Orthodoxies are those behaviors we are so accustomed to that we barely think about them, let alone question them. There are many such assumptions that guide our daily lives - cars run on gasoline only, our phone calls are private, and civil society organizations are exempt from taxes. The moments when we recognize those orthodoxies have changed can be disturbing. For example, electric cars and the NSA leaks have done away with the first two orthodoxies above. Responses have ranged from innovative new auto manufacturers to lawsuits from auto dealers. On the NSA surveillance side, responses range from apathy to acceptance to technological innovation to legal injunctions.
The moment before the change is real, but when we first realize that it might be coming can be disconcerting (or liberating, take your choice). We may be getting there on nonprofit tax exemptions. Discussions and debates have moved beyond the halls of congress and into what remains of mainstream media:
- Felix Salmon of Reuters and Forbes calls for an end to nonprofit tax exemptions for universities http://blogs.reuters.com/felix-salmon/2013/07/08/universities-shouldnt-be-tax-exempt
- Matt Yglesias of Slate does too. http://www.slate.com/blogs/moneybox/2013/05/10/tax_exempt_non_profits.html
Concurrently, we're at the early stages of new corporate forms, Congressional inquiries into tax reform, intellectual property challenges against nonprofits, and new norms of digital organizing and governance. Lawsuits protecting our rights to peaceably assemble in digital spheres.
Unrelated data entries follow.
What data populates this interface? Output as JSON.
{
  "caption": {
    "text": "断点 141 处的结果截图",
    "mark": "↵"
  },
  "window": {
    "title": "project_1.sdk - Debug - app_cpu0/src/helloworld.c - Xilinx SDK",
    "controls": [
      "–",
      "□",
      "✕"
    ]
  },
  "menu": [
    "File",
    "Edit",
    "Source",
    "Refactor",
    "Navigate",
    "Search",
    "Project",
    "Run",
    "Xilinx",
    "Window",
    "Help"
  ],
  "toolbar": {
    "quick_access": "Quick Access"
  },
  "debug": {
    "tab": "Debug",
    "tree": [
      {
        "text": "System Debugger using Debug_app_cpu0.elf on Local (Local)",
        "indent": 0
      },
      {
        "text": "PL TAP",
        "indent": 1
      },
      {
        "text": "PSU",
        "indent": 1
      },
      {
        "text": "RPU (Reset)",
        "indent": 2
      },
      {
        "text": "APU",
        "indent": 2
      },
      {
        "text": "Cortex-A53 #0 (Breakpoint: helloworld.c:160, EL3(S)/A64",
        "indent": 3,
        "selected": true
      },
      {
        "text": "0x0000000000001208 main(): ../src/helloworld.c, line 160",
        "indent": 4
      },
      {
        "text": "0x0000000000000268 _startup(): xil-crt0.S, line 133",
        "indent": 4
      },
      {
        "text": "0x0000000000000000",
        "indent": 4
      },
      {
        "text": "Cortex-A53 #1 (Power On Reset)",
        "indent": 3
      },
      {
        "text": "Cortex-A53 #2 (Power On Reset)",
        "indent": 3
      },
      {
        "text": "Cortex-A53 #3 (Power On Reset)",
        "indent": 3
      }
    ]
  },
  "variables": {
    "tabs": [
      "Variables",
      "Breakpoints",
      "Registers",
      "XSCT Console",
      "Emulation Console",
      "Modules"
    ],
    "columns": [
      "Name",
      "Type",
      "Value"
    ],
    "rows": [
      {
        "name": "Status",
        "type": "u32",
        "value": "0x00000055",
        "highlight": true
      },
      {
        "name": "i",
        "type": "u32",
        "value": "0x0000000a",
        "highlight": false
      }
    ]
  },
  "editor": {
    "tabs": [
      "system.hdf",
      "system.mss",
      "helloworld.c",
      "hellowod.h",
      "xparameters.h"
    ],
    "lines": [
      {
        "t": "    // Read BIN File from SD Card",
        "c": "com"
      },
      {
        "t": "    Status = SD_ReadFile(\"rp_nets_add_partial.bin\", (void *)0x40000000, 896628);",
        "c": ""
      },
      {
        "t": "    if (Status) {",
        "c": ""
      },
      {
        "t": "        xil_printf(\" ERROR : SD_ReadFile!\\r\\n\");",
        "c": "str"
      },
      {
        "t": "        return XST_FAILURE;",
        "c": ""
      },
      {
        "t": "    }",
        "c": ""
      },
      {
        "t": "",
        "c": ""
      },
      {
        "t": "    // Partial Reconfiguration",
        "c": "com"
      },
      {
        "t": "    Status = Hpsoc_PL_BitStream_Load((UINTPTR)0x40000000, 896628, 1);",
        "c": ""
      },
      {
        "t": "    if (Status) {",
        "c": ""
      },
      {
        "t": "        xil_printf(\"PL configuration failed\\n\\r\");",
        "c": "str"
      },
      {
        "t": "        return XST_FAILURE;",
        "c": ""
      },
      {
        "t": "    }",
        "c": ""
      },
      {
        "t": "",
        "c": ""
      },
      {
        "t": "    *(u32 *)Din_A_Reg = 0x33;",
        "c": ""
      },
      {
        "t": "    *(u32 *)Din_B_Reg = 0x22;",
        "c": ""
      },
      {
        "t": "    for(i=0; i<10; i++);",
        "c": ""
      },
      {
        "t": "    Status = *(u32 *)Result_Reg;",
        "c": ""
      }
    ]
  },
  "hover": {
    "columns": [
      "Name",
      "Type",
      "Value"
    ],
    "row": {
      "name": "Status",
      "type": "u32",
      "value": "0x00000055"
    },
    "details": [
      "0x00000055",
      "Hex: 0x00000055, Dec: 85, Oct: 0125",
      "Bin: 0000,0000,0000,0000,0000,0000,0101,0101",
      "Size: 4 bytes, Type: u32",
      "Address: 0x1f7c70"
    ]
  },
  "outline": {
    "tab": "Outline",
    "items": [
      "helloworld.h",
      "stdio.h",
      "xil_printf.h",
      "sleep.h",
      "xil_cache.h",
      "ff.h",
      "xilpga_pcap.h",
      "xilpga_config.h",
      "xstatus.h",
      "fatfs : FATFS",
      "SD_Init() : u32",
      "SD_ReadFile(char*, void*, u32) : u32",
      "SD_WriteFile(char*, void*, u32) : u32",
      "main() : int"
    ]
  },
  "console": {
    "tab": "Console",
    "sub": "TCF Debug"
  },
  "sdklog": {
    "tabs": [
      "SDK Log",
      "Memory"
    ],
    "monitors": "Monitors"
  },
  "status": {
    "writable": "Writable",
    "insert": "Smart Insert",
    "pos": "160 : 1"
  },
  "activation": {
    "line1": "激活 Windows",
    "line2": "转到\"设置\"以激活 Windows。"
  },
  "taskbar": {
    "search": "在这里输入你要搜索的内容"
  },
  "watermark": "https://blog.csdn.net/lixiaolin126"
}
At a meeting this morning with the president of one of the world's largest foundations the two of us wondered how long it will be until we look back at the post World War II era of nonprofit and foundation structures still so dominant in the U.S. and ask ourselves, "remember when?" 15 years? 25 years?
The fallacy is in thinking that the rules that have worked for the last century will stay the same, will work the same, will still be useful or needed for the next century. Some might. Some won't. Some shouldn't. Regular readers know that I spend my time at Stanford thinking about these rules. I also spend a lot of time noticing what others are talking about. Others are starting to talk about changing the rules of civil society.